The Allahabad High Court recently observed that it is society’s dark face that Indian families are still shy to marry their son or daughter to someone from outside their caste.
A single bench of Justice Rahul Chaturvedi made the observation while hearing a combined appeal filed by a woman (victim) and her husband (accused) seeking to quash the chargesheet filed against the accused under sections 363, 366 IPC, and Section 7/8 of the POCSO Act.
Essentially, the accused, a Scheduled Caste, was charged in the case by the victim’s father, an OBC by caste, in February 2019. It was his claims that the accused persuaded his underage daughter away and sexually molested her.
Nevertheless, after the victim married the accused and they had a child in September 2022, they both approched the Court to have the criminal proceedings against the accused dismissed.
In this regard, the bench noted at the outset that the victim girl’s father is still fighting the case because of the inter-caste marriage, although knowing that his daughter has married the accused and is now the mother of a child.

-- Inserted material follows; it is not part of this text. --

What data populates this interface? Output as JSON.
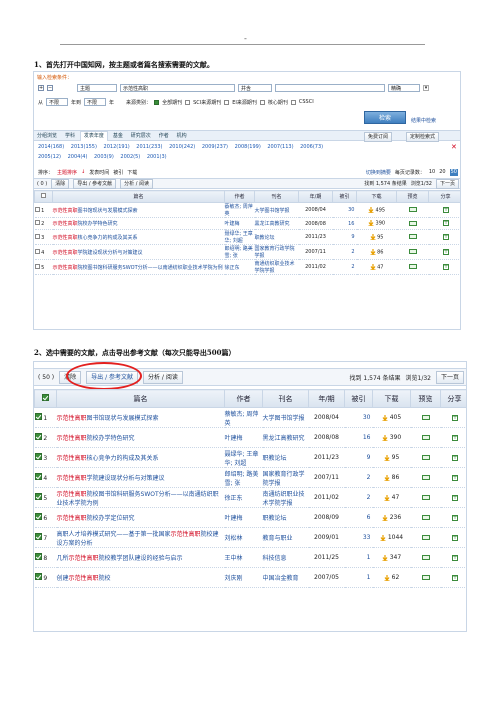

Furthermore, noting that the victim’s father should have withdrawn the action for the sake of his daughter’s future, the Court issued the following remark:
“This is the clear case of our society’s dark face, where the families still feel shy to get their son or daughter to marry inter caste. In the instant case, the victim girl belongs to OBC community whereas the applicant boy belongs to SC community and out of sheer love and affection, they decided to marry at their teens. This wedlock blessed with a baby boy Shivansh having date of birth 16.09.2022. Despite of all these developments, the applicant is facing the futile exercise of holding trial. The court after hearing the parties, records its deepest anguish, whereby this social menace is so deep rooted that even after 75 years of independence, we are fighting the cases with his opponents on this score only,” the order reads.
In light of this, the bench stated that the law requires that when both parties agree and are happily live as husband and wife with their young child, there cannot be any hindrance to approving this marriage.
In this regard, the Court referred to the Supreme Court’s decision in Mafat Lal vs. State of Rajasthan. In the Mafat Lal case, the top court observed that an offence under Section 366 IPC will be attracted only when there is a violent coercion of marriage, whether by abduction or inducing a woman.
As a result, the single bench dismissed the charges filed by the girl’s father.